Inadvisable, inopportune

In principle, there can be no objection to Pakistan’s instituting measures to resume dialogue with India for the simple reason that there can hardly be a better way of sorting contentious issues out between any two states, more particularly between neighbouring countries, which have failed to resolve them with the force of arms. Besides, inter-regional harmony to which talks with India should contribute and economic and commercial ties have proven to be of great benefit to the parties involved in recording quicker progress and alleviating poverty of their masses, an important factor for a developing country like Pakistan.
Nevertheless, with the painful backlog of Pak-India history, to which New Delhi has continued, deliberately and provocatively, to add vitiating substances, any move to develop normal relations with it has to be taken with due caution. Incomprehensibly, however, Prime Minister Nawaz Sharif is showing no signs of restraint in putting relations with India on an even keel, giving the impression of an unbecoming desperation. In a meeting with the visiting British Foreign Secretary William Hague on Thursday, he apprised him that backdoor diplomacy with India had been revived. One would have preferred, though, that the Prime Minister adopted the normal channel of diplomatic contacts, instead. Simply because it is inadvisable to hold secret talks with a country, which has gone back on its solemn commitments made at no less a forum than the UN Security Council. Backdoor diplomacy is conducted beyond the glare of media and hence public knowledge and will make it easier for India to renege on any promises it makes.

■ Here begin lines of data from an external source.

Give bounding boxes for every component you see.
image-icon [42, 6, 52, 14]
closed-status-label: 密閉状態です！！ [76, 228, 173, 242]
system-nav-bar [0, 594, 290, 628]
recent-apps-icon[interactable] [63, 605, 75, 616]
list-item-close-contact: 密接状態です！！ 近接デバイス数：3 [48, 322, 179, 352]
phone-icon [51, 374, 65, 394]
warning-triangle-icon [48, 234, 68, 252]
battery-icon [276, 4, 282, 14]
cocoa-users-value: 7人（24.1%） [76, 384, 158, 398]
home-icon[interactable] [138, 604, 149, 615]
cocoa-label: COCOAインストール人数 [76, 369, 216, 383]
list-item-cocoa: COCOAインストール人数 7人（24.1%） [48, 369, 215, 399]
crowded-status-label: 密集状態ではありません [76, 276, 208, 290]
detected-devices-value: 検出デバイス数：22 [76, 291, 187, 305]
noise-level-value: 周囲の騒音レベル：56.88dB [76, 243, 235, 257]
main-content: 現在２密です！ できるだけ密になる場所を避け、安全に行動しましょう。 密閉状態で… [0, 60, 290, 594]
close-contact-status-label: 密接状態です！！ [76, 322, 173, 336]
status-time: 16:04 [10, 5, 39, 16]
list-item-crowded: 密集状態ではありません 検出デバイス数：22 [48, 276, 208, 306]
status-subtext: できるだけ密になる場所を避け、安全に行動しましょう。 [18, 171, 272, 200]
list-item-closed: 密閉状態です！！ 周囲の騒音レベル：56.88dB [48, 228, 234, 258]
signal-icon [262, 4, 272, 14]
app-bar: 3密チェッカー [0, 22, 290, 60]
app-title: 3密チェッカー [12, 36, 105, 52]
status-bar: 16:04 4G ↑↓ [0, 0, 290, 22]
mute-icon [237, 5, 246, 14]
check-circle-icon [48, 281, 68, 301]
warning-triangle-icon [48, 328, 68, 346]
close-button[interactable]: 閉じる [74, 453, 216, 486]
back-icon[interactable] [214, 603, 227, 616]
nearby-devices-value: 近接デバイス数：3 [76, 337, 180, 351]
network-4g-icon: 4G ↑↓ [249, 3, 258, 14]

However, while holding talks through backdoor diplomacy or open diplomatic channels, Pakistan must not lose sight of certain realities on the ground. India’s unabated persecution of the hapless people of Kashmir whose only fault is that they demand the right of self-determination to decide whether they wish to join Pakistan or India, in line with the UN resolutions India itself sponsored.. Last Wednesday, its security forces shot dead six unarmed Kashmiris for protesting against raiding a mosque and killing its imam. India’s refusal to resolve the dispute cannot be taken lightly. It has been made more complicated by water diversion to irrigate Indian lands, posing existential threat to Pakistan. Kashmir must constitute an integral part of negotiations and concrete progress towards its resolution assured before normalising relations with India.